Je me demande si des moyens d’observation aérienne sont nécessaires lors de ces événements de campagne pour comprendre ce qui se passe sur le terrain. Si les services secrets ou une autre agence fédérale chargée de l’application de la loi pouvaient faire voler des drones au-dessus d’un événement de campagne en plein air – et en coordination avec la Federal Aviation Administration pour contrôler l’espace aérien – cela permettrait à l’agence et à ses partenaires sur le terrain d’avoir une meilleure image tridimensionnelle en temps réel des risques et menaces potentiels pour la sécurité. C’est le type de système dans lequel l’armée américaine opère à l’étranger.
Cette attaque crée-t-elle potentiellement un risque de développement de l’extrémisme intérieur ?
Après les attaques du 6 janvier 2021 au Capitole des États-Unis, j’estime que la probabilité d’un autre événement violent à grande échelle – que ce soit le 6 janvier 2025 ou quelque chose de similaire – est extrêmement faible, car le gouvernement fédéral s’y intéresse maintenant. L’insurrection au Capitole était un événement cygne noir du type du 11 septembre 2001 qui se produit très rarement. Tout comme lors de la période précédant les attentats du 11 septembre, il y avait de nombreux indices, mais ils n’ont pas été suffisamment évalués et la réponse des forces de sécurité n’a pas été suffisante non plus.
La Convention nationale républicaine sera désormais protégée, tout comme la Convention nationale démocrate en août. Lors des élections de novembre, nous verrons probablement des forces de l’ordre dans les bureaux de vote, et le Département de la sécurité intérieure veillera également à ce que les infrastructures informatiques soient protégées et renforcées pour le vote, et à lutter contre la désinformation en ligne et la désinformation sur les candidats.
En ce qui concerne le décompte du Collège électoral début 2025 après l’élection, je pense que cela aurait déjà été désigné officiellement comme un « événement spécial de sécurité nationale », un outil de politique de sécurité de l’ère Clinton qui associe les services secrets au FBI pour mettre en place de solides précautions de sécurité pour les événements de grande envergure 12 à 18 mois à l’avance.
Cette fusillade est-elle comparable à d’autres types de violences observées et vécues aux États-Unis ?

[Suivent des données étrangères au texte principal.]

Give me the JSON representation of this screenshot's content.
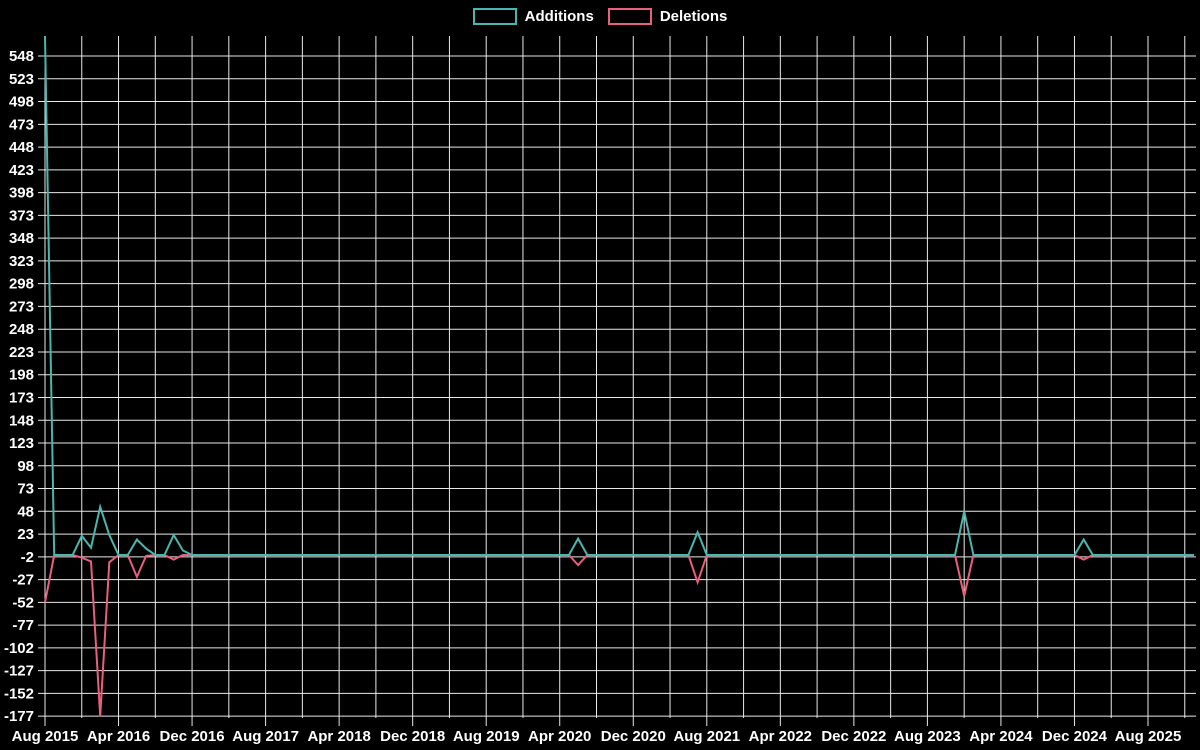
{
  "colors": {
    "background": "#000000",
    "grid": "#e9e9e9",
    "text": "#ffffff",
    "additions": "#4bb6ad",
    "deletions": "#ea5f7e"
  },
  "chart_data": {
    "type": "line",
    "title": "",
    "legend_position": "top-center",
    "grid": true,
    "x_axis": {
      "start_month": "2015-08",
      "total_months": 126,
      "label_interval_months": 8,
      "grid_interval_months": 4,
      "tick_labels": [
        "Aug 2015",
        "Apr 2016",
        "Dec 2016",
        "Aug 2017",
        "Apr 2018",
        "Dec 2018",
        "Aug 2019",
        "Apr 2020",
        "Dec 2020",
        "Aug 2021",
        "Apr 2022",
        "Dec 2022",
        "Aug 2023",
        "Apr 2024",
        "Dec 2024",
        "Aug 2025"
      ]
    },
    "y_axis": {
      "tick_labels": [
        548,
        523,
        498,
        473,
        448,
        423,
        398,
        373,
        348,
        323,
        298,
        273,
        248,
        223,
        198,
        173,
        148,
        123,
        98,
        73,
        48,
        23,
        -2,
        -27,
        -52,
        -77,
        -102,
        -127,
        -152,
        -177
      ],
      "ylim": [
        -179,
        570
      ]
    },
    "series": [
      {
        "name": "Additions",
        "color": "#4bb6ad",
        "baseline": 0,
        "points": [
          {
            "month": "2015-08",
            "value": 570
          },
          {
            "month": "2015-12",
            "value": 21
          },
          {
            "month": "2016-01",
            "value": 8
          },
          {
            "month": "2016-02",
            "value": 53
          },
          {
            "month": "2016-03",
            "value": 22
          },
          {
            "month": "2016-06",
            "value": 17
          },
          {
            "month": "2016-07",
            "value": 7
          },
          {
            "month": "2016-10",
            "value": 22
          },
          {
            "month": "2016-11",
            "value": 5
          },
          {
            "month": "2020-06",
            "value": 18
          },
          {
            "month": "2021-07",
            "value": 25
          },
          {
            "month": "2023-12",
            "value": 48
          },
          {
            "month": "2025-01",
            "value": 17
          }
        ]
      },
      {
        "name": "Deletions",
        "color": "#ea5f7e",
        "baseline": 0,
        "points": [
          {
            "month": "2015-08",
            "value": -52
          },
          {
            "month": "2015-12",
            "value": -3
          },
          {
            "month": "2016-01",
            "value": -7
          },
          {
            "month": "2016-02",
            "value": -177
          },
          {
            "month": "2016-03",
            "value": -8
          },
          {
            "month": "2016-06",
            "value": -24
          },
          {
            "month": "2016-07",
            "value": -1
          },
          {
            "month": "2016-10",
            "value": -5
          },
          {
            "month": "2020-06",
            "value": -11
          },
          {
            "month": "2021-07",
            "value": -30
          },
          {
            "month": "2023-12",
            "value": -45
          },
          {
            "month": "2025-01",
            "value": -5
          }
        ]
      }
    ]
  }
}
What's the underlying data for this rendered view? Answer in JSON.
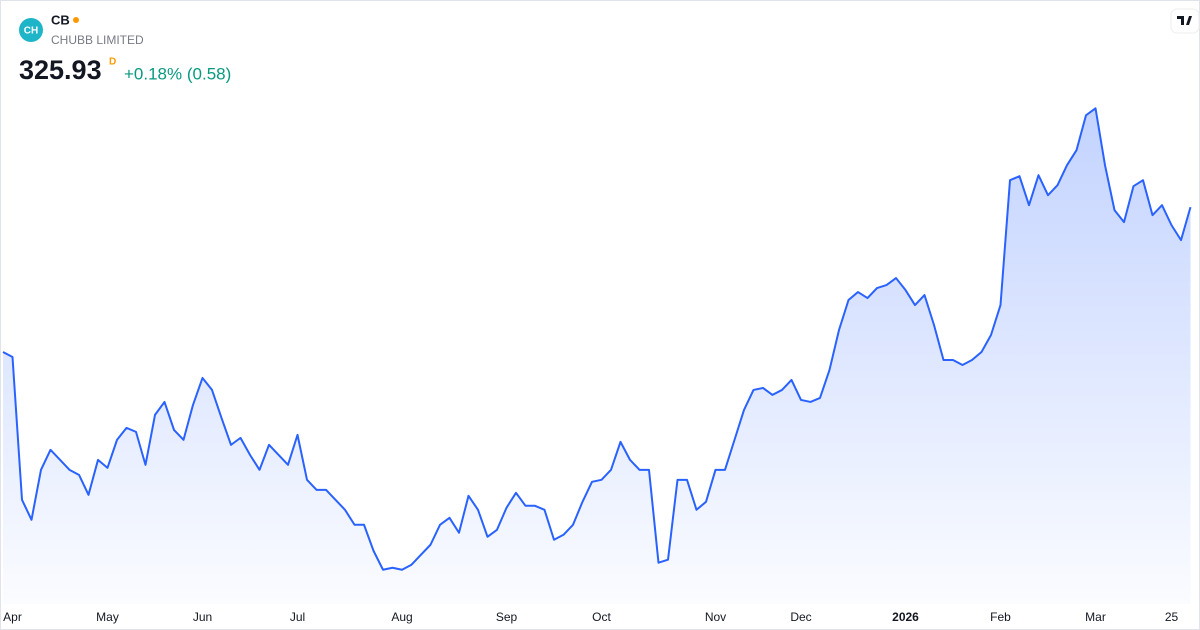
{
  "header": {
    "logo": "CH",
    "symbol": "CB",
    "name": "CHUBB LIMITED",
    "price": "325.93",
    "interval": "D",
    "change": "+0.18% (0.58)"
  },
  "chart_data": {
    "type": "area",
    "color": "#2962ff",
    "categories": [
      null,
      "Apr",
      null,
      null,
      null,
      null,
      null,
      null,
      null,
      null,
      null,
      "May",
      null,
      null,
      null,
      null,
      null,
      null,
      null,
      null,
      null,
      "Jun",
      null,
      null,
      null,
      null,
      null,
      null,
      null,
      null,
      null,
      "Jul",
      null,
      null,
      null,
      null,
      null,
      null,
      null,
      null,
      null,
      null,
      "Aug",
      null,
      null,
      null,
      null,
      null,
      null,
      null,
      null,
      null,
      null,
      "Sep",
      null,
      null,
      null,
      null,
      null,
      null,
      null,
      null,
      null,
      "Oct",
      null,
      null,
      null,
      null,
      null,
      null,
      null,
      null,
      null,
      null,
      null,
      "Nov",
      null,
      null,
      null,
      null,
      null,
      null,
      null,
      null,
      "Dec",
      null,
      null,
      null,
      null,
      null,
      null,
      null,
      null,
      null,
      null,
      "2026",
      null,
      null,
      null,
      null,
      null,
      null,
      null,
      null,
      null,
      "Feb",
      null,
      null,
      null,
      null,
      null,
      null,
      null,
      null,
      null,
      "Mar",
      null,
      null,
      null,
      null,
      null,
      null,
      null,
      "25",
      null,
      null
    ],
    "values": [
      302.73,
      301.93,
      279.05,
      275.85,
      283.85,
      287.05,
      285.45,
      283.85,
      283.05,
      279.85,
      285.45,
      284.17,
      288.65,
      290.57,
      289.93,
      284.65,
      292.65,
      294.73,
      290.25,
      288.65,
      294.25,
      298.57,
      296.65,
      292.17,
      287.85,
      288.97,
      286.25,
      283.85,
      287.85,
      286.25,
      284.65,
      289.45,
      282.25,
      280.65,
      280.65,
      279.05,
      277.45,
      275.05,
      275.05,
      270.89,
      267.85,
      268.17,
      267.85,
      268.65,
      270.25,
      271.85,
      275.05,
      276.17,
      273.77,
      279.69,
      277.45,
      273.13,
      274.25,
      277.77,
      280.17,
      278.09,
      278.09,
      277.45,
      272.65,
      273.45,
      275.05,
      278.73,
      281.93,
      282.25,
      283.85,
      288.33,
      285.45,
      283.85,
      283.85,
      268.97,
      269.45,
      282.25,
      282.25,
      277.45,
      278.73,
      283.85,
      283.85,
      288.65,
      293.45,
      296.65,
      296.97,
      295.85,
      296.65,
      298.25,
      295.05,
      294.73,
      295.37,
      299.85,
      306.25,
      311.05,
      312.33,
      311.37,
      312.97,
      313.45,
      314.57,
      312.65,
      310.25,
      311.85,
      307.05,
      301.45,
      301.45,
      300.65,
      301.45,
      302.73,
      305.45,
      310.25,
      330.25,
      330.89,
      326.25,
      331.05,
      327.85,
      329.45,
      332.65,
      335.05,
      340.65,
      341.77,
      332.65,
      325.45,
      323.53,
      329.29,
      330.25,
      324.65,
      326.25,
      323.05,
      320.65,
      325.93
    ],
    "ylim": [
      263,
      349.5
    ]
  }
}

L’attaque de Crooks contre Trump n’était pas comme la fusillade de masse de la discothèque Pulse en 2016 ou d’autres fusillades de masse que nous avons vues au cours des dernières années. Crooks essayait apparemment de tuer Trump et, tragiquement, certaines balles ont touché d’autres personnes.
La plupart des attaques intérieures que nous observons aux États-Unis sont presque toujours perpétrées par un seul individu, comme Crooks. S’en prendre à un ancien président est l’extrémité la plus extrême de ce spectre de menaces, mais il y a eu plusieurs autres attaques contre des présidents en exercice, d’anciens présidents ou des candidats à la présidence. Cela remonte à l’assassinat du président Abraham Lincoln en 1865. Dans ce cas également, une seule personne a tiré sur Lincoln.
Ce phénomène de loup solitaire de l’extrémisme intérieur est la menace la plus grave à laquelle le pays est confronté – et c’est aussi le type de menace le plus difficile à arrêter de manière préventive. Vous avez affaire à un individu isolé qui passe inaperçu et qui n’est probablement pas suspecté par le FBI. Mais en général, cette personne est en colère et peut-être radicalisée, et pendant un certain temps, elle ne fait rien d’illégal pour y parvenir, jusqu’à ce qu’il se passe quelque chose. Cela semble se produire du jour au lendemain, mais ce n’est jamais le cas – c’est toujours un processus long, lent et méthodique pour beaucoup de ces individus de passer de la radicalisation violente à l’action.